For organizations running agentic workflows, DRAM saturation drains GPU capacity through constant recomputation, creating a direct hit on cost per token and ROI. With 7x more tokens served, the $/token cost is much lower. WEKA points out that, for product teams running real-time AI features, including search, summarization, code assist, and multi-turn agents, the throughput number determines the ceiling for how many users can be served, how fast features respond, and how much revenue the infrastructure can support. The 10x higher token throughput meant there was more output from every GPU in the cluster.
Using the WEKA software meant many more users could be supported, many more tokens processed and a significantly lower cost. WEKA CEO Liran Zvibel said: “Inference is bottlenecked by how much effective memory is available to GPUs.

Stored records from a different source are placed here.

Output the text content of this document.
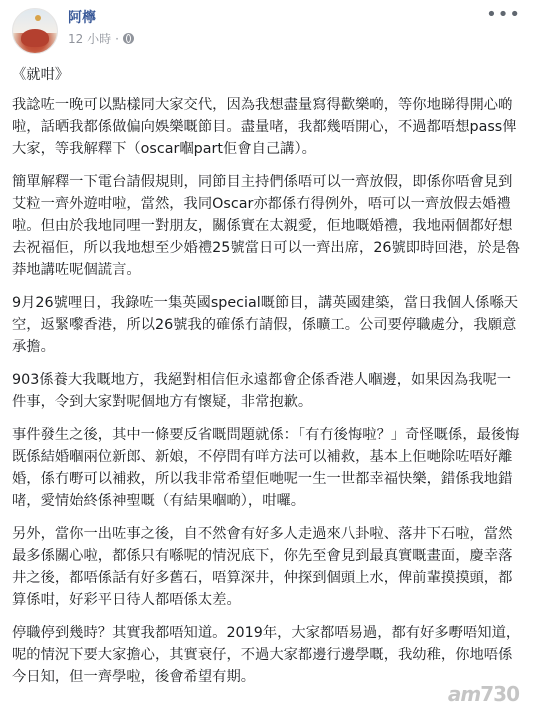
阿檸
12 小時 ·
•••

《就咁》

我諗咗一晚可以點樣同大家交代，因為我想盡量寫得歡樂啲，等你地睇得開心啲啦，話晒我都係做偏向娛樂嘅節目。盡量啫，我都幾唔開心，不過都唔想pass俾大家，等我解釋下（oscar嗰part佢會自己講）。

簡單解釋一下電台請假規則，同節目主持們係唔可以一齊放假，即係你唔會見到艾粒一齊外遊咁啦，當然，我同Oscar亦都係冇得例外，唔可以一齊放假去婚禮啦。但由於我地同哩一對朋友，關係實在太親愛，佢地嘅婚禮，我地兩個都好想去祝福佢，所以我地想至少婚禮25號當日可以一齊出席，26號即時回港，於是魯莽地講咗呢個謊言。

9月26號哩日，我錄咗一集英國special嘅節目，講英國建築，當日我個人係喺天空，返緊嚟香港，所以26號我的確係冇請假，係曠工。公司要停職處分，我願意承擔。

903係養大我嘅地方，我絕對相信佢永遠都會企係香港人嗰邊，如果因為我呢一件事，令到大家對呢個地方有懷疑，非常抱歉。

事件發生之後，其中一條要反省嘅問題就係：「有冇後悔啦？」奇怪嘅係，最後悔既係結婚嗰兩位新郎、新娘，不停問有咩方法可以補救，基本上佢哋除咗唔好離婚，係冇嘢可以補救，所以我非常希望佢哋呢一生一世都幸福快樂，錯係我地錯啫，愛情始終係神聖嘅（有結果嗰啲），咁囉。

另外，當你一出咗事之後，自不然會有好多人走過來八卦啦、落井下石啦，當然最多係關心啦，都係只有喺呢的情況底下，你先至會見到最真實嘅畫面，慶幸落井之後，都唔係話有好多舊石，唔算深井，仲探到個頭上水，俾前輩摸摸頭，都算係咁，好彩平日待人都唔係太差。

停職停到幾時？其實我都唔知道。2019年，大家都唔易過，都有好多嘢唔知道，呢的情況下要大家擔心，其實衰仔，不過大家都邊行邊學嘅，我幼稚，你地唔係今日知，但一齊學啦，後會希望有期。

am730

These results prove that AI token economics aren’t solved by hardware alone; they’re solved by eliminating the memory wall that has been the real ceiling on what existing hardware can do. NeuralMesh with Augmented Memory Grid running on OCI brings orders of magnitude more tokens to customers in an extremely cost-efficient way.”
OCI published the background, full benchmark methodology, system configuration, and results on its AI & Data Science blog.
NeuralMesh with Augmented Memory Grid is generally available to WEKA customers and on the Oracle Marketplace, with OCI as WEKA’s exclusive cloud launch partner. Organizations running long-context inference on OCI can deploy a validated, production-ready architecture today.